Pietrzak performed the song at the stage of his own political Kabaret pod Egidą as an ending theme. When the censors forbade the Cabaret to do an encore of it, it became habitual that it was sung by the audience. It gained popularity in the following years, with people copying it on tape recorders, and – during the emergence of Solidarity in 1980, it was often played from the workers radio stations and internal speakers. In June 1981 Pietrzak performed the song at the 19th National Festival of Polish Song in Opole, winning first-prize awards for the "hit song of the season" and "the audience choice."

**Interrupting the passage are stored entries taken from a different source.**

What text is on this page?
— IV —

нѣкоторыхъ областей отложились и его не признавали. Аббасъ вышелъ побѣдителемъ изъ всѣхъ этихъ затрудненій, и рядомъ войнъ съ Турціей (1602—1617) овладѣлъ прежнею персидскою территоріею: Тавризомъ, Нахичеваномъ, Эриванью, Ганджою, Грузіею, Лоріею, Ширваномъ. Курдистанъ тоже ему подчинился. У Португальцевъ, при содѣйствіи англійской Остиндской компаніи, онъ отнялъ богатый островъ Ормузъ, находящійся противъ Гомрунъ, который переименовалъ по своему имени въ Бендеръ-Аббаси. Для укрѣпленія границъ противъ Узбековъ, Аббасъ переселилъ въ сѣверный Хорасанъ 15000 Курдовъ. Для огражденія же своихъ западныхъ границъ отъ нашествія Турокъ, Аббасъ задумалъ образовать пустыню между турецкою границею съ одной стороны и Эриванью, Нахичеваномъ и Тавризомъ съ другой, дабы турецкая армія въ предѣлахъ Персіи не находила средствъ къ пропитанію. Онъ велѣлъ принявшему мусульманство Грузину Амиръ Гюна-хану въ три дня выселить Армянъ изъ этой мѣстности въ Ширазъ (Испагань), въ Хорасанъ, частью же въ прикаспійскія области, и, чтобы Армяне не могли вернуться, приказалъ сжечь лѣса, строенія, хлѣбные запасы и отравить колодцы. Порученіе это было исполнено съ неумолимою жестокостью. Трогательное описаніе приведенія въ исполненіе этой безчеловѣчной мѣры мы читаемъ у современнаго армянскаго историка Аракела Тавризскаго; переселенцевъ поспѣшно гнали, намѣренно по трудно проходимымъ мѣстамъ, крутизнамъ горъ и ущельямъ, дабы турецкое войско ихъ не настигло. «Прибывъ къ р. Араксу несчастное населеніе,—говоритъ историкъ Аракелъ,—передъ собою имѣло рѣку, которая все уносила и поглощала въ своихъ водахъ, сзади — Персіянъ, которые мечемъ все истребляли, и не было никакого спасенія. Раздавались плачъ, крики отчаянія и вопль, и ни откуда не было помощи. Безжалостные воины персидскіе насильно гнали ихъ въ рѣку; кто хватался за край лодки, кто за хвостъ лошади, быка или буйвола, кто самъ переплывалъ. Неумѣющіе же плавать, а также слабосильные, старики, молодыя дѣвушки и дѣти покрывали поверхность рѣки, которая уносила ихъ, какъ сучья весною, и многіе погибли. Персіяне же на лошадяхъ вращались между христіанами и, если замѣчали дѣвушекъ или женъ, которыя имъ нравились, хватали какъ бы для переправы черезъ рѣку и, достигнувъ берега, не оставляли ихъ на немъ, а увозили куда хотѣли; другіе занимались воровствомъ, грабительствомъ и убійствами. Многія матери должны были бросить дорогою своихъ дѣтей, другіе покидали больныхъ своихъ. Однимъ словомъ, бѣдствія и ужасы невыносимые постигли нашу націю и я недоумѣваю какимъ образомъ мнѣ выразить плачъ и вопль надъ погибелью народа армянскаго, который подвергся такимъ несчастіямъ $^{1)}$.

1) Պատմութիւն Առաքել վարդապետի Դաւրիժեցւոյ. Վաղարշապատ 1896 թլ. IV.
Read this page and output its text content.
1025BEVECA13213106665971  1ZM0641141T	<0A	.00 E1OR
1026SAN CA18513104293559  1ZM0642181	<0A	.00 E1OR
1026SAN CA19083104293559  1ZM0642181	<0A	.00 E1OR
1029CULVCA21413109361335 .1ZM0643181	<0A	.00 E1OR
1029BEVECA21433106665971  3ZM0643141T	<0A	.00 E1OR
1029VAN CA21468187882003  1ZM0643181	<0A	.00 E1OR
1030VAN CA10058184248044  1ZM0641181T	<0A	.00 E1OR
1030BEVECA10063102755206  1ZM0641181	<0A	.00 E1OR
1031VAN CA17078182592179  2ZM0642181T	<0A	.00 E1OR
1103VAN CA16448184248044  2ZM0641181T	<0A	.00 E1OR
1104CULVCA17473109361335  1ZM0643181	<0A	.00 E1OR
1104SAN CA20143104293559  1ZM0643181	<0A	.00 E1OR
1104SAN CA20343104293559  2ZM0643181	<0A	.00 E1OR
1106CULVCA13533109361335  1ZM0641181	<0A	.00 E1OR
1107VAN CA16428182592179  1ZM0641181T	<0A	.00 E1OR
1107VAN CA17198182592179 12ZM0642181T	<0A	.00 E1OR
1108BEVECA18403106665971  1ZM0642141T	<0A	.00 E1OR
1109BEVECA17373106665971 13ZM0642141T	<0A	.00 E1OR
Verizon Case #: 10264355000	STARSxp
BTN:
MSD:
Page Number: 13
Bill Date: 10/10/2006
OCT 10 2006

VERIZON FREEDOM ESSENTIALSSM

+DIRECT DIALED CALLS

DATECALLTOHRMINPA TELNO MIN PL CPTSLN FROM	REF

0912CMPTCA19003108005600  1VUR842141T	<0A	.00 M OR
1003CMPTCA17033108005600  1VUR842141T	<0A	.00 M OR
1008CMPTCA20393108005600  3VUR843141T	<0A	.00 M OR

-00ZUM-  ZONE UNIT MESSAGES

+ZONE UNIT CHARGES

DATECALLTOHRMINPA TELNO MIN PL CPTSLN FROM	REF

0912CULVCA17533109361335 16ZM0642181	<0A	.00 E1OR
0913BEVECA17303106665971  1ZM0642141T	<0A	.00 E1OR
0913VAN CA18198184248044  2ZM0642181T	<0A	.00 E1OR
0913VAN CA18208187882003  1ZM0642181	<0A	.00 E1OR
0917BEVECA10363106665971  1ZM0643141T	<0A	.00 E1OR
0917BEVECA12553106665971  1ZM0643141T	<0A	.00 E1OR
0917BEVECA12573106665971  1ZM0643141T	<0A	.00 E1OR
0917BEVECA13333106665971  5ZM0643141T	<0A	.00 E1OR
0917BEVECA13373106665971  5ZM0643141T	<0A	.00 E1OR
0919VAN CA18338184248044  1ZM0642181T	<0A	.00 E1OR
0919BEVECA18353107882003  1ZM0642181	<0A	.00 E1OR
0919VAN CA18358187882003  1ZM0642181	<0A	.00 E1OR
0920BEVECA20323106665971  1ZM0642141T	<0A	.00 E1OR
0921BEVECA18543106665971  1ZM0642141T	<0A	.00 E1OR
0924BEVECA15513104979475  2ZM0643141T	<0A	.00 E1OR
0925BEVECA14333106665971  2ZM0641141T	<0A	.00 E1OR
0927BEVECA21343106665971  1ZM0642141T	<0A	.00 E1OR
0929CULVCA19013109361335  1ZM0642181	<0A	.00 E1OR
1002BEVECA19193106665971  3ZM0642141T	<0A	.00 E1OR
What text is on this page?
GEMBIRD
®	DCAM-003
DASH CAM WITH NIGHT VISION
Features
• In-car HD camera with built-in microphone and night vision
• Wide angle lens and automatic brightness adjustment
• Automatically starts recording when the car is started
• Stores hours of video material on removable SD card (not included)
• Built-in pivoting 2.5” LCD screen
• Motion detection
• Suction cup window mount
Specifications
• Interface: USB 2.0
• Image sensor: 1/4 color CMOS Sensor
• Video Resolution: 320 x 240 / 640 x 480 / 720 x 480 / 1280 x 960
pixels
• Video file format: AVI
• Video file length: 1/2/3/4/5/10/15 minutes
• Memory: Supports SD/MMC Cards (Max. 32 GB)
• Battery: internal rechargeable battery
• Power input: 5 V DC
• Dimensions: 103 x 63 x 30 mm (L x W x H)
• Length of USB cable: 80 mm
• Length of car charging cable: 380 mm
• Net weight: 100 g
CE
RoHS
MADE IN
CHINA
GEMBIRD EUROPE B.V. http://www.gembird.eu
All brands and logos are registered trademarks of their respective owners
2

The communist authorities tried to repress the song, which is one of the reasons why, despite numerous performances – some gathering thousands of people on the streets, all chanting – there are no recordings from that period. One of the largest public performances took place in Warsaw, at the crossroads of major streets (Aleje Jerozolimskie and Marszałkowska Street). For his support of the anti-communist opposition, Pietrzak was arrested in the aftermath of the introduction of the martial law in Poland in 1981.

==Cultural significance==
In spite of its mainly historical context, the song resonated with the millions of people in communist Poland, particularly as a dream of freedom. It became one of the anthems of Solidarity. As Józef Tischner noted: "The solemn words of the song tell of the everlasting and indomitable Polish spirit". Eventually however it lost popularity, due to critical voices among some of the Solidarity advisors that the references contained in it were "nationalistic, chauvinistic and backward". Nonetheless, the song is still popular, and is often performed to a standing audience.

The song inspired Ronald Reagan to name his own speech after it: Let Poland be Poland. He also presented Pietrzak with an engraved plaque bearing that title. The song was also quoted by Queen Elizabeth II during her speech in the Polish parliament.